New Profile: Ba2[N]/BB[N][BB[S]



  • Ineos yesterday announced plans to raise ~€2bn via TLBs and other senior secured debt to refinance existing debt and fund acquisitions (LyondellBasell/TotalEnergies assets) amongst other uses.
  • Fitch expect net EBITDA leverage of 5.9x for 2023, peaking at 6.8x in 2024 driven by the weak chemical markets, acquisitions, and large capex before returning <4x in 2026.

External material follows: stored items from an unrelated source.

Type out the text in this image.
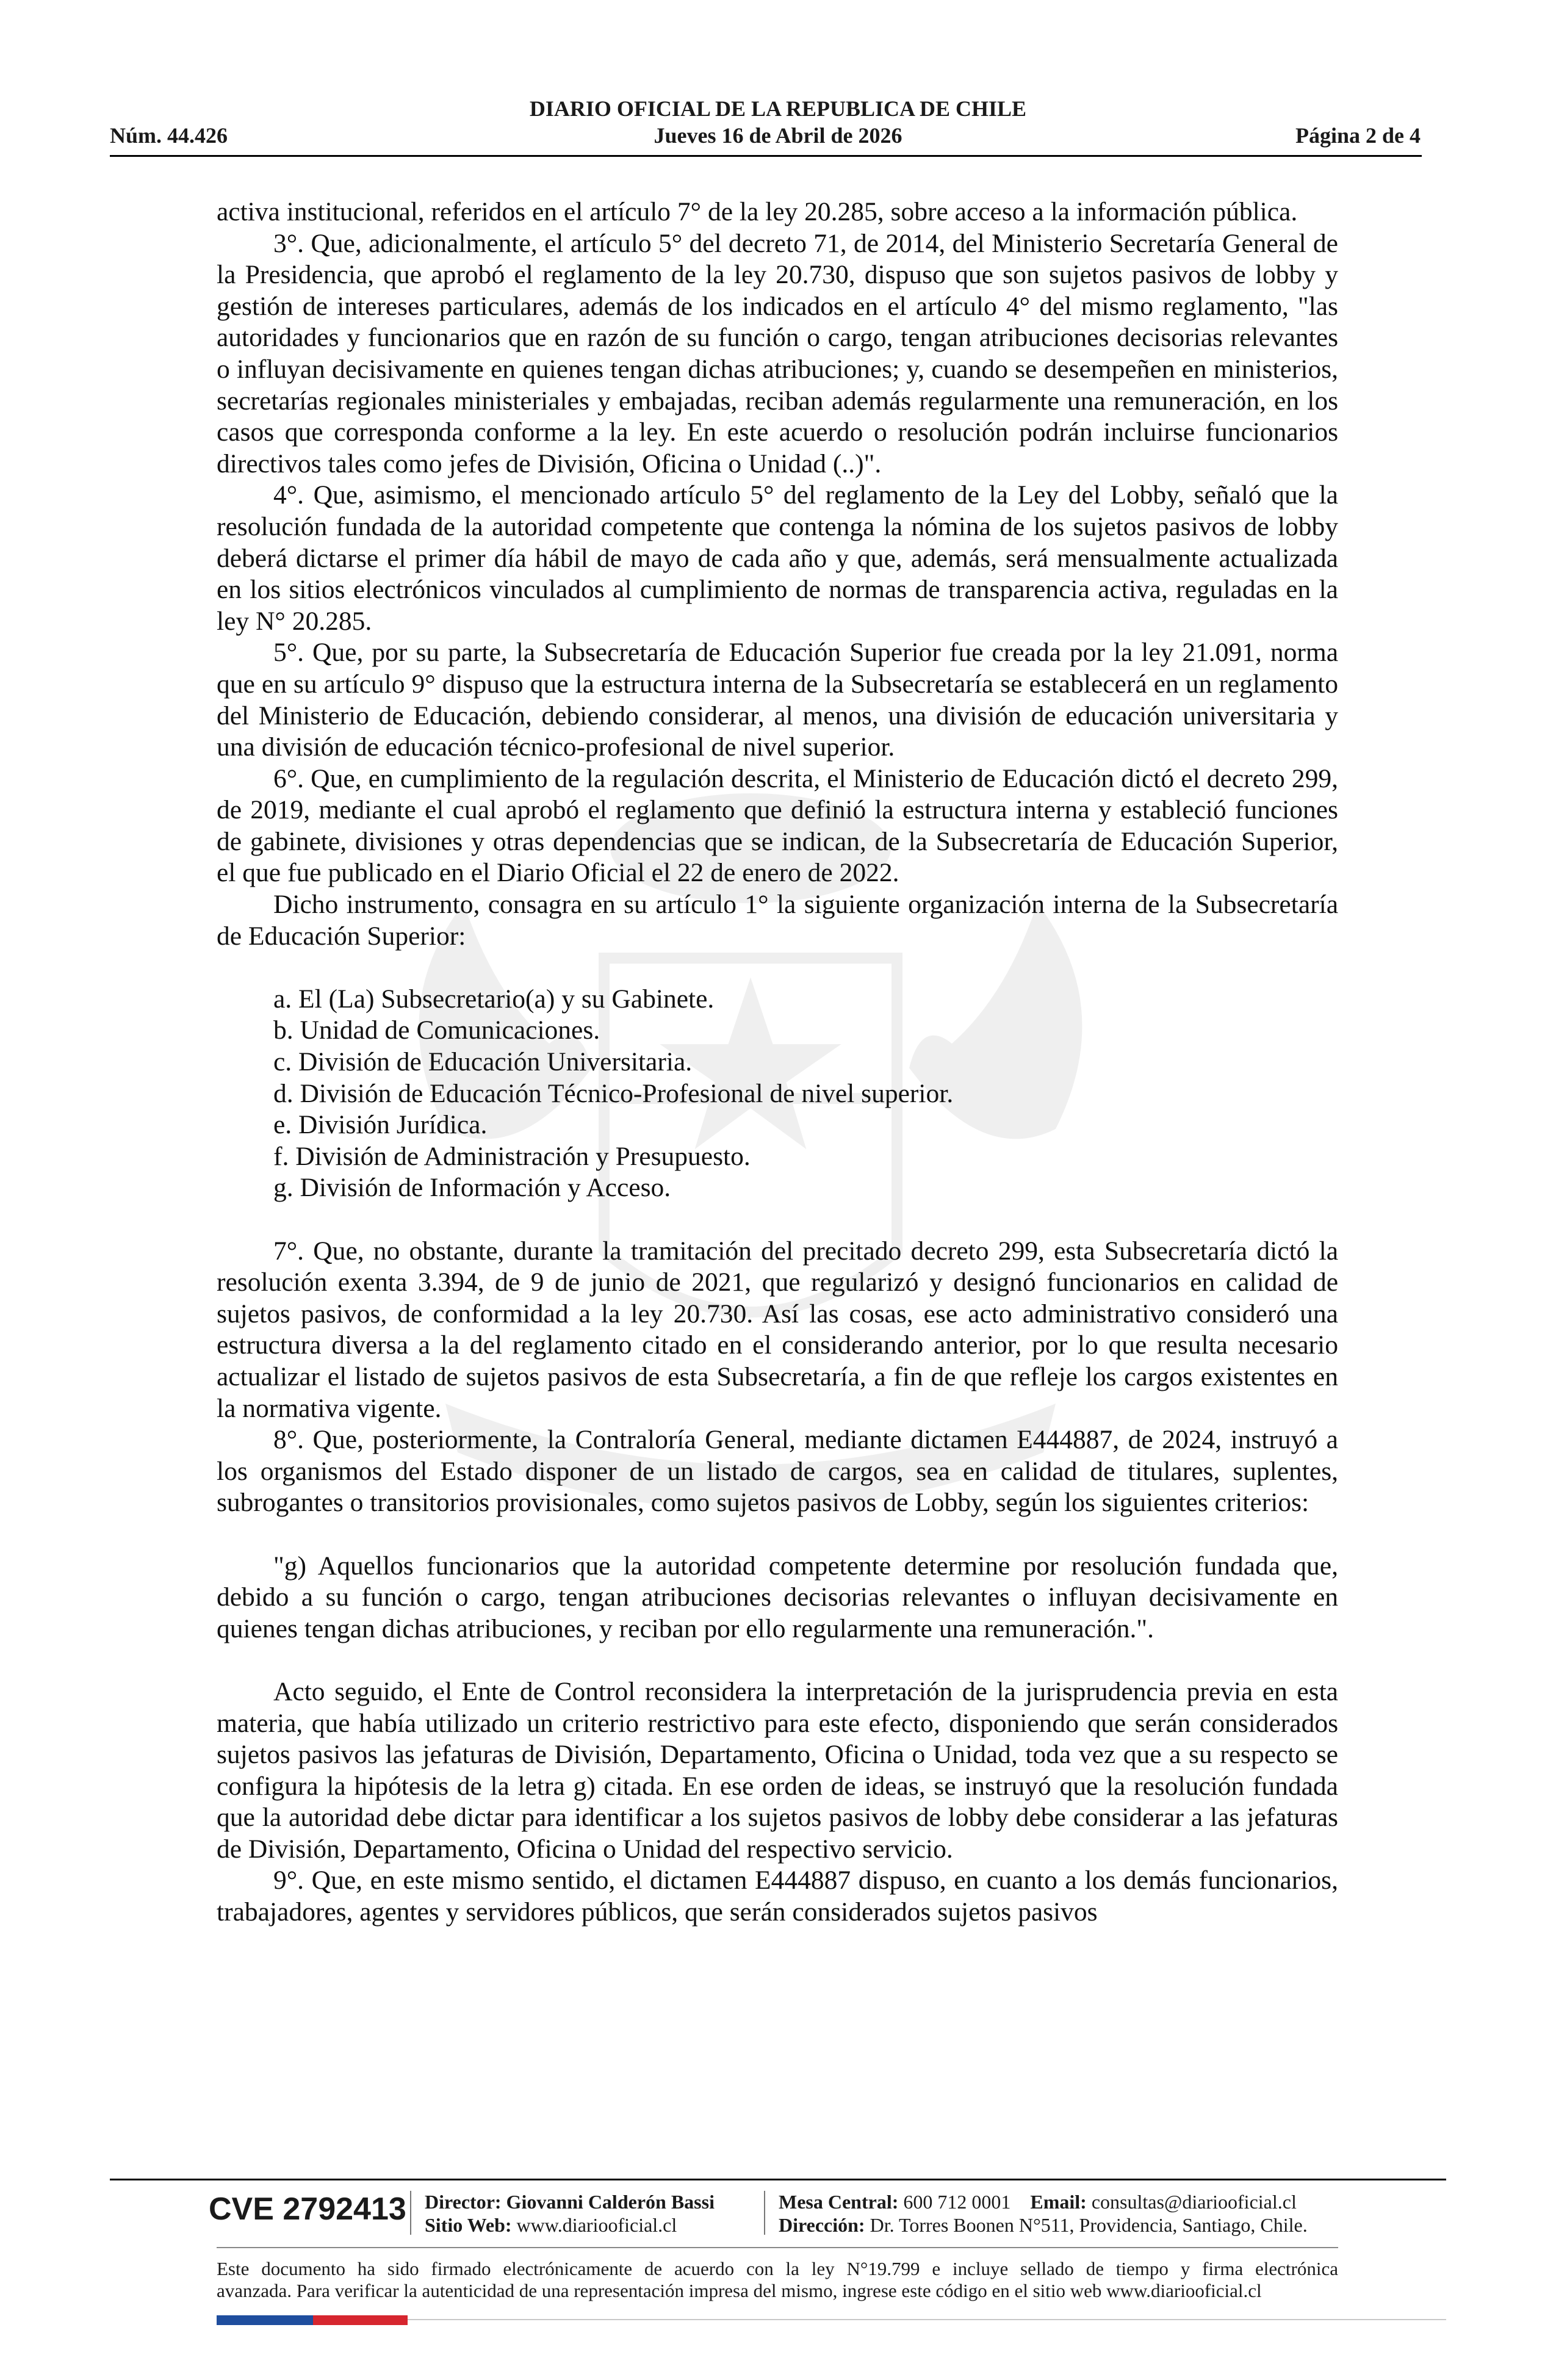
DIARIO OFICIAL DE LA REPUBLICA DE CHILE
Núm. 44.426	Jueves 16 de Abril de 2026	Página 2 de 4

activa institucional, referidos en el artículo 7° de la ley 20.285, sobre acceso a la información pública.

3°. Que, adicionalmente, el artículo 5° del decreto 71, de 2014, del Ministerio Secretaría General de la Presidencia, que aprobó el reglamento de la ley 20.730, dispuso que son sujetos pasivos de lobby y gestión de intereses particulares, además de los indicados en el artículo 4° del mismo reglamento, "las autoridades y funcionarios que en razón de su función o cargo, tengan atribuciones decisorias relevantes o influyan decisivamente en quienes tengan dichas atribuciones; y, cuando se desempeñen en ministerios, secretarías regionales ministeriales y embajadas, reciban además regularmente una remuneración, en los casos que corresponda conforme a la ley. En este acuerdo o resolución podrán incluirse funcionarios directivos tales como jefes de División, Oficina o Unidad (..)".

4°. Que, asimismo, el mencionado artículo 5° del reglamento de la Ley del Lobby, señaló que la resolución fundada de la autoridad competente que contenga la nómina de los sujetos pasivos de lobby deberá dictarse el primer día hábil de mayo de cada año y que, además, será mensualmente actualizada en los sitios electrónicos vinculados al cumplimiento de normas de transparencia activa, reguladas en la ley N° 20.285.

5°. Que, por su parte, la Subsecretaría de Educación Superior fue creada por la ley 21.091, norma que en su artículo 9° dispuso que la estructura interna de la Subsecretaría se establecerá en un reglamento del Ministerio de Educación, debiendo considerar, al menos, una división de educación universitaria y una división de educación técnico-profesional de nivel superior.

6°. Que, en cumplimiento de la regulación descrita, el Ministerio de Educación dictó el decreto 299, de 2019, mediante el cual aprobó el reglamento que definió la estructura interna y estableció funciones de gabinete, divisiones y otras dependencias que se indican, de la Subsecretaría de Educación Superior, el que fue publicado en el Diario Oficial el 22 de enero de 2022.

Dicho instrumento, consagra en su artículo 1° la siguiente organización interna de la Subsecretaría de Educación Superior:

a. El (La) Subsecretario(a) y su Gabinete.
b. Unidad de Comunicaciones.
c. División de Educación Universitaria.
d. División de Educación Técnico-Profesional de nivel superior.
e. División Jurídica.
f. División de Administración y Presupuesto.
g. División de Información y Acceso.

7°. Que, no obstante, durante la tramitación del precitado decreto 299, esta Subsecretaría dictó la resolución exenta 3.394, de 9 de junio de 2021, que regularizó y designó funcionarios en calidad de sujetos pasivos, de conformidad a la ley 20.730. Así las cosas, ese acto administrativo consideró una estructura diversa a la del reglamento citado en el considerando anterior, por lo que resulta necesario actualizar el listado de sujetos pasivos de esta Subsecretaría, a fin de que refleje los cargos existentes en la normativa vigente.

8°. Que, posteriormente, la Contraloría General, mediante dictamen E444887, de 2024, instruyó a los organismos del Estado disponer de un listado de cargos, sea en calidad de titulares, suplentes, subrogantes o transitorios provisionales, como sujetos pasivos de Lobby, según los siguientes criterios:

"g) Aquellos funcionarios que la autoridad competente determine por resolución fundada que, debido a su función o cargo, tengan atribuciones decisorias relevantes o influyan decisivamente en quienes tengan dichas atribuciones, y reciban por ello regularmente una remuneración.".

Acto seguido, el Ente de Control reconsidera la interpretación de la jurisprudencia previa en esta materia, que había utilizado un criterio restrictivo para este efecto, disponiendo que serán considerados sujetos pasivos las jefaturas de División, Departamento, Oficina o Unidad, toda vez que a su respecto se configura la hipótesis de la letra g) citada. En ese orden de ideas, se instruyó que la resolución fundada que la autoridad debe dictar para identificar a los sujetos pasivos de lobby debe considerar a las jefaturas de División, Departamento, Oficina o Unidad del respectivo servicio.

9°. Que, en este mismo sentido, el dictamen E444887 dispuso, en cuanto a los demás funcionarios, trabajadores, agentes y servidores públicos, que serán considerados sujetos pasivos

CVE 2792413 Director: Giovanni Calderón Bassi
Sitio Web: www.diariooficial.cl
Mesa Central: 600 712 0001 Email: consultas@diariooficial.cl
Dirección: Dr. Torres Boonen N°511, Providencia, Santiago, Chile.
Este documento ha sido firmado electrónicamente de acuerdo con la ley N°19.799 e incluye sellado de tiempo y firma electrónica
avanzada. Para verificar la autenticidad de una representación impresa del mismo, ingrese este código en el sitio web www.diariooficial.cl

  • ST liquidity is considered robust with €2.1bn in unrestricted cash as 9M23 versus €2bn of maturities in the next year (Q4 figures as of Friday: €1.7bn cash, €0.5bn WCF).
  • Fitch note governance concerns due to lack of independent directors and limited transparency mitigated by strong systemic governance and financial policies adherence.
  • S&P-adjusted ND/EBOTDA seen at 5.5x-6.0x for 2023 and 2024, including lease obligations and underfunded employee postretirement benefits.
  • Upgrades hinge on sustained leverage reduction (<3x for Fitch, improved wider credit quality for S&P), enhanced corporate governance, and market segment recover.
  • Downgrades could result from leverage metrics exceeding thresholds (>4x beyond 2025 for Fitch), deteriorated business profile, or aggressive debt-funded acquisitions.